Certe persone sono cattive soltanto per necessità di parlare. La loro conversazione, chiacchiera nel salotto, pettegolezzo nell'anticamera, è come quei caminetti che consumano in fretta la legna; hanno bisogno di molto combustibile; e il combustibile è il prossimo.
[II] Combattiamo, ma distinguiamo. È proprio della verità non essere mai eccessiva. Che bisogno ha di esagerare? Vi sono cose che bisogna distruggere e cose che bisogna semplicemente illuminare e osservare. L'esame benevolo e serio, che forza! Non portiamo la fiamma laddove basta solo la luce.
Nell'età in cui la giovinezza gonfia il cuore d'una imperiale fierezza, chinò più di una volta gli occhi sugli stivali bucati, e conobbe le ingiuste vergogne e gli strazianti rossori della miseria. Ammirevole e terribile prova, da cui i deboli escono infami, da cui i forti escono sublimi. Crogiolo in cui il destino getta un uomo, ogni volta che vuole un briccone o un semidio.
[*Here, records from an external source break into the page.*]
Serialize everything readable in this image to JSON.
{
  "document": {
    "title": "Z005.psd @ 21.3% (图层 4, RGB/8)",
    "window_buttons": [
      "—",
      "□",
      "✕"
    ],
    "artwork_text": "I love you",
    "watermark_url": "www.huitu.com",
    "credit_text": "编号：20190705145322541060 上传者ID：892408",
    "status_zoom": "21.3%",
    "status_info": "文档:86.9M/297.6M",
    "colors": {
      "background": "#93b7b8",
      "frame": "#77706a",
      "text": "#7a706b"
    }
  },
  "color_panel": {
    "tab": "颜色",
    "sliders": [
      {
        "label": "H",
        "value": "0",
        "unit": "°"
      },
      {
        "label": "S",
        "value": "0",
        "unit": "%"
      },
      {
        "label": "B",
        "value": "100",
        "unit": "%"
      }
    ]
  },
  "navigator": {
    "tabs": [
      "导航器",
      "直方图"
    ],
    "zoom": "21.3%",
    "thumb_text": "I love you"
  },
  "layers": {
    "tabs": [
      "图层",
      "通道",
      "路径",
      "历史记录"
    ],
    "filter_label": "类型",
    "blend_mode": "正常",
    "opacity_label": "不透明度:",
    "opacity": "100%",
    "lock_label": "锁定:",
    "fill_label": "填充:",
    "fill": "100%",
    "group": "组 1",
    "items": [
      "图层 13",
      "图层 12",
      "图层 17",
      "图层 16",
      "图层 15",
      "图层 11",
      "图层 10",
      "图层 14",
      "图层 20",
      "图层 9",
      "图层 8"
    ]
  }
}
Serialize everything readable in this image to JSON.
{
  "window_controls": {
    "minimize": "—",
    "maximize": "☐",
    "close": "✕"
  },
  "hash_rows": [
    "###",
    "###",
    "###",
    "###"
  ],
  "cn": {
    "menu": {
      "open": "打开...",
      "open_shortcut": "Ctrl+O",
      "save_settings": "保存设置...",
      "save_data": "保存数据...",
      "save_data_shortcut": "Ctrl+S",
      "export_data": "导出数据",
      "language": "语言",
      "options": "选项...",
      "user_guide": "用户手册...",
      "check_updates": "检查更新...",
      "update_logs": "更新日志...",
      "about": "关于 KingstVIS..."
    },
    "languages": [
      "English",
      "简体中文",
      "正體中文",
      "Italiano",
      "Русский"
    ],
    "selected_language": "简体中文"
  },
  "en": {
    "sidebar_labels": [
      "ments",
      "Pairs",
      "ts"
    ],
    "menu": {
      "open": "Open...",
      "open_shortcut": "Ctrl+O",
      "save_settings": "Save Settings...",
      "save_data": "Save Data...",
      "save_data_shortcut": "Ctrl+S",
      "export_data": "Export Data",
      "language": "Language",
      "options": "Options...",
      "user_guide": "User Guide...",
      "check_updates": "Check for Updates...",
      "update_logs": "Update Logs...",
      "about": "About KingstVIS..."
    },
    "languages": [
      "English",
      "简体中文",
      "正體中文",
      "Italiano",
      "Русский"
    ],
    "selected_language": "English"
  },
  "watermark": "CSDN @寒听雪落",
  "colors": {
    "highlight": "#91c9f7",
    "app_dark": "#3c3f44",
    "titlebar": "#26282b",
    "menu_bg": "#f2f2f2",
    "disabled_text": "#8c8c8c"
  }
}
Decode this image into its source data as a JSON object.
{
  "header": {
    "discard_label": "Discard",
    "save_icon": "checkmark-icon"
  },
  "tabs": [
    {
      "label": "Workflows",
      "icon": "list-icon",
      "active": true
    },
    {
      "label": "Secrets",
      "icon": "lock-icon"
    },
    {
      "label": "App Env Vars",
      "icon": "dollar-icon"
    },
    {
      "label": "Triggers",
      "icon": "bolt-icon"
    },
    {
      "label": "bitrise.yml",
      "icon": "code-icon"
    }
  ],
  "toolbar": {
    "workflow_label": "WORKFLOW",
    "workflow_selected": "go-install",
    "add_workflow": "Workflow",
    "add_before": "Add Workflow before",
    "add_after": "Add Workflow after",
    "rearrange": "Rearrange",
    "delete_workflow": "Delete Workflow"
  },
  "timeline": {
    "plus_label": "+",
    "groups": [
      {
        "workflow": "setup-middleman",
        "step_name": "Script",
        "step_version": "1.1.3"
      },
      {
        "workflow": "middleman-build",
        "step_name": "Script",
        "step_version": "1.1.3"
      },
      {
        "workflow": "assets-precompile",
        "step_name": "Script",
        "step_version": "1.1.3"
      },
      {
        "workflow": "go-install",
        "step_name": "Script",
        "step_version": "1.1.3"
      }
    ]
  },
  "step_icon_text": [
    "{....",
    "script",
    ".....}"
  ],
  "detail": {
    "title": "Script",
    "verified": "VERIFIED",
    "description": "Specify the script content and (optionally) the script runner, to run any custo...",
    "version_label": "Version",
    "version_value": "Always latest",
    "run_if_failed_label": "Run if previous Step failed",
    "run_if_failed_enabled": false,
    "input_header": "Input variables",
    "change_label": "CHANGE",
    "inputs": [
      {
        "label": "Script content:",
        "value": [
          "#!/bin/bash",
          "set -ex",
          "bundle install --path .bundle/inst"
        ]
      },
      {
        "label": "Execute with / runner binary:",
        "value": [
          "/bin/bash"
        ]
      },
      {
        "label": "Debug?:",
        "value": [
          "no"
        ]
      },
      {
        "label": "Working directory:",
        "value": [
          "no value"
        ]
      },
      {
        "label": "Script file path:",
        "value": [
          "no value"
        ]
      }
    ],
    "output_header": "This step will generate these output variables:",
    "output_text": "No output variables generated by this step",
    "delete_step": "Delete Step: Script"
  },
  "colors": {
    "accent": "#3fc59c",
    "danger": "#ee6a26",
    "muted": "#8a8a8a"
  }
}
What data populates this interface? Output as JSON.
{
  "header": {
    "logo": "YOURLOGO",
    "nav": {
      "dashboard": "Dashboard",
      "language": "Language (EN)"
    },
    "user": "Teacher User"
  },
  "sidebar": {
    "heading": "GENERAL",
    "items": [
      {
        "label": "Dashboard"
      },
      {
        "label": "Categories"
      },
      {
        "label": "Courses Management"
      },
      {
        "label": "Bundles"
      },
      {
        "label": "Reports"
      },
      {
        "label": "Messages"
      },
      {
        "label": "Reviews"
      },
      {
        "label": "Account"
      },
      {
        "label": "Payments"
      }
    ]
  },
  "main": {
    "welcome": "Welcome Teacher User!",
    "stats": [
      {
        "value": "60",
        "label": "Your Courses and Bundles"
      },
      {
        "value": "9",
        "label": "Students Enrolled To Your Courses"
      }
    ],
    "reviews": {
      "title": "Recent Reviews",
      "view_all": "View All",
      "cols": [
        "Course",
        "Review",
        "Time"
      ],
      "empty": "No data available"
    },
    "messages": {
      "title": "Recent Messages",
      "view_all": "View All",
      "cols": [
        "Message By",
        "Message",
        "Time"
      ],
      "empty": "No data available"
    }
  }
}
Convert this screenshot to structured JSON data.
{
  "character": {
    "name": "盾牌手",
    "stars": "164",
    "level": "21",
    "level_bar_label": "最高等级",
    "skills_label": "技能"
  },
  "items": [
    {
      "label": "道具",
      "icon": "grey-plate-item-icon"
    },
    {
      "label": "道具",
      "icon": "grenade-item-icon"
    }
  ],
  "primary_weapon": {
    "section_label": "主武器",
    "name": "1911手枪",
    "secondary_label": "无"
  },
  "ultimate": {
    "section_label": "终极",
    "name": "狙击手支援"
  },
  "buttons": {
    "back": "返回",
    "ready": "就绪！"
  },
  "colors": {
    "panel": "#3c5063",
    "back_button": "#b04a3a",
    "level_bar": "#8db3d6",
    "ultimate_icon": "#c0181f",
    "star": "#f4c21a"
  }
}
La digestione del male gli dava l'appetito del peggio.
Nulla in quel giardino contrastava il sacro sforzo delle cose verso la vita; in quel luogo la crescita venerabile era a casa sua. Gli alberi si erano chinati verso i rovi, i rovi erano saliti verso gli alberi, la pianta si era arrampicata, il ramo si era piegato, quello che striscia sulla terra era andato a trovare quello che si schiude nell'aria, quello che ondeggia al vento si era chinato verso quello che si trascina nel muschio; tronchi, ramoscelli, foglie, fibre, ciuffi, viticci, tralci, spine, si erano mescolati, traversati, sposati, confusi; la vegetazione, in un abbraccio stretto e profondo, aveva celebrato e compiuto in quel luogo, sotto l'occhio soddisfatto del creatore, in quel recinto di trecento piedi quadrati, il sacro mistero della sua fratellanza, simbolo della fratellanza umana. Quel giardino non era più un giardino, era un colossale cespuglio, ossia qualcosa che è impenetrabile come una foresta, popolata come una città, fremente come un nido, oscura come una cattedrale, odorosa come un mazzo di fiori, solitaria come una tomba, viva come una folla.
[III] La miseria di un fanciullo interessa una madre, la miseria di un giovane interessa una ragazza, la miseria di un vecchio non interessa nessuno. Di tutte le povertà è la più fredda.
Di che si compone la sommossa? di nulla e di tutto. Di un'elettricità sviluppatasi a poco a poco, di una fiamma scaturita d'improvviso, di una forza che vaga, di un vento che passa. Questo vento incontra menti che pensano, cervelli che sognano, anime che soffrono, passioni che bruciano, miserie che urlano, e le porta con sé. Dove? A caso. Attraverso lo Stato, attraverso le leggi, attravrso la prosperità e l'insolenza degli altri.
«Sono contento che abbiano spento la torcia, – diceva Courfeyrac a Feuilly. – Quella torcia tutta sgomenta al vento mi dava fastidio. Sembrava che avesse paura. La luce delle torce somiglia alla saggezza dei vili; illumina male, perché trema».
Lo scemare di una pila di scudi faceva cantare la Marsigliese ai banchieri. Si versava liricamente il sangue per la cassetta, e si difendeva con spartano entusiasmo la bottega, immenso diminutivo della patria.
La Bibbia dice: Moltiplicatevi. Per salvare il popolo, ci vuole Giovanna d'Arco; ma per fare il popolo ci vuole mamma coniglia.
«Queste mode ritornano, – diceva, – le anticaglie fanno furore, e le ragazze della mia vecchiaia si vestono come le vecchie della mia infanzia».
Il suo viso impallidiva e nello stesso tempo sorrideva. In esso non c'era più la vita, c'era un'altra cosa. L'alito scemava, lo sguardo si ingrandiva. Era un cadavere nel quale si sentivano le ali.